I’m referring primarily to both stock and art photography. Obviously photographers taking editorial, and celebrity content, usually have no control over the setting or situations and must work with what they are given.
To successfully keyword, you must look at the images, with fresh eyes, trying to see everything in the frame, not just what you meant as your subject. This means looking again at what is behind, in front, to the side, the shadows, the sky, the earth, the grass, as well as all the details of your subject.
If these parts of the image are, in your eyes, not worth keywording, then why are they there at all? Should you have used a shallower depth of focus, to completely blur the background beyond recognition? Should you have used a higher angle of view? Lower? Or should you have shifted to one side? Should you even be Photoshopping these things right out of the image (gasp). For stock, this is certainly acceptable.

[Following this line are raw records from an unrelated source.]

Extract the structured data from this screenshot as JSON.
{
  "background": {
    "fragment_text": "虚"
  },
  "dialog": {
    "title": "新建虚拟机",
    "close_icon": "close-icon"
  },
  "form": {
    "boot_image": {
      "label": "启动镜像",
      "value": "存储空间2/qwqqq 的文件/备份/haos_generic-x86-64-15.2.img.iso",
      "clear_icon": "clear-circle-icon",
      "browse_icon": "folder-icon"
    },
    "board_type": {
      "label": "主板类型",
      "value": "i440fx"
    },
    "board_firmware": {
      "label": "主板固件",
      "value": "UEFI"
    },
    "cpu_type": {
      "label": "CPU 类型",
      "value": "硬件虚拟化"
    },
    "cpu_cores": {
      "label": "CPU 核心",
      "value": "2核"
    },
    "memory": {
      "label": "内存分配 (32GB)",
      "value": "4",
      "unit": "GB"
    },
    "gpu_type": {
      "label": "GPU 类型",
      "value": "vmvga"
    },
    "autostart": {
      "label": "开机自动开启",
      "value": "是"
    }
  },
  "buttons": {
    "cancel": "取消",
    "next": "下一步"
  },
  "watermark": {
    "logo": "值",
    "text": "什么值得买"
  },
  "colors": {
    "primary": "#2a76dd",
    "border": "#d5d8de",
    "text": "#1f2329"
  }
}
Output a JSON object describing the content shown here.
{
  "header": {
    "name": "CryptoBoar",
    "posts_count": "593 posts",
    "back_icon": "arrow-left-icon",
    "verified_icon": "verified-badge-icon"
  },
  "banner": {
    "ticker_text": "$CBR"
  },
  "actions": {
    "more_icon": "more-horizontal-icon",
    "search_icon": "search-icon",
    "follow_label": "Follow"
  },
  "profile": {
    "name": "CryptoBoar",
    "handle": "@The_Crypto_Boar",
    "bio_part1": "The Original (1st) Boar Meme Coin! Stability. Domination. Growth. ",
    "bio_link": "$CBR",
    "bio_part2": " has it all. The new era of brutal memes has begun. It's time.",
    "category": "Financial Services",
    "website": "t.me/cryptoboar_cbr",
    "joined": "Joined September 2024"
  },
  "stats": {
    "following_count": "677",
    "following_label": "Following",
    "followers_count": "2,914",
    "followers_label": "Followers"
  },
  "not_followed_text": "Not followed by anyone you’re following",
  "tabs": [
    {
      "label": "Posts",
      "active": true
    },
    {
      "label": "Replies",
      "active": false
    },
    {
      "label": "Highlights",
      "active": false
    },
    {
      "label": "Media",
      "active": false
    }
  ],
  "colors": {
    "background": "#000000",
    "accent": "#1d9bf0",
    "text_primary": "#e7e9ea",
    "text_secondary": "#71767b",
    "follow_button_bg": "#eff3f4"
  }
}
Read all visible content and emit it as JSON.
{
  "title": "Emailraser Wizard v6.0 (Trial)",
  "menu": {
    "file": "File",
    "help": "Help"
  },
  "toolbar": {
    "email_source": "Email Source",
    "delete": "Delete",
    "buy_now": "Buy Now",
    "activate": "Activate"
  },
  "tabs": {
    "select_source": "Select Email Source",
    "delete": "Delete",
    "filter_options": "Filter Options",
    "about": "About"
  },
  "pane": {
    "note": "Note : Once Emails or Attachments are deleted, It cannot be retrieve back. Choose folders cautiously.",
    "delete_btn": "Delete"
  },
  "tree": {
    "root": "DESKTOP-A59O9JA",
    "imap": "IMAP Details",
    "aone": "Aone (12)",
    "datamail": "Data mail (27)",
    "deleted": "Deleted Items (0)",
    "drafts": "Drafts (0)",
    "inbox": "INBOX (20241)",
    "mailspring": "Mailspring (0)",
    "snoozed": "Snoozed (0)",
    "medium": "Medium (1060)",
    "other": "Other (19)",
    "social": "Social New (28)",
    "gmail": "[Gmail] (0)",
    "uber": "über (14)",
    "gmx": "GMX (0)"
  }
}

Can you move the subject to a better position? Should you be bringing a white, black or colored sheet with you to create a drop out wherever you are shooting?
Now, I’m the last person to be suggesting that it’s your skills in framing a shot that are in question. So, if after reading this, you still think everything in your image is essential to the image and is part of the story or is creating the context, then, from my perspective, you really should be keywording it.
Buyers are not only searching for the subject content. They are looking for the context, setting, or background for a lot of the images they buy. Buyers are rarely looking for a photo of a “boy”, for instance, they want an image of a boy playing outside with a dog. So they search for:
- boy + playing + pet + outdoors
- boy + fun + dog + yard
- boy + play + pet + outside
- boy + playing + dog + lawn
Or, if they are looking for a blooming flower in the desert, they will search for:
- flower + plant + desert + blooming
- bloom + desert + rocky
- bloom + rocks + sand
- flower + barren + desert + contrast
- flower + blooming + plant + dry + desert
And so on. Each of these searches is done by a buyer, who knows what they want, and are much more likely to purchase a photo if they find what they are looking for. These are the searches you want you images to be found in, for two reasons. One, you are competing with fewer images for the buyer’s attention, and Two, your image is much more specifically what the buyer is looking for.
In summary, if it’s in the image, but you don’t think it’s worth keywording, then maybe you should ask yourself why it’s in the image in the first place. If it it doesn’t really belong or matter, lesson learned, but if it is essential to the story of the image, then you really do need to keyword it, because you want anyone looking for this image to find it.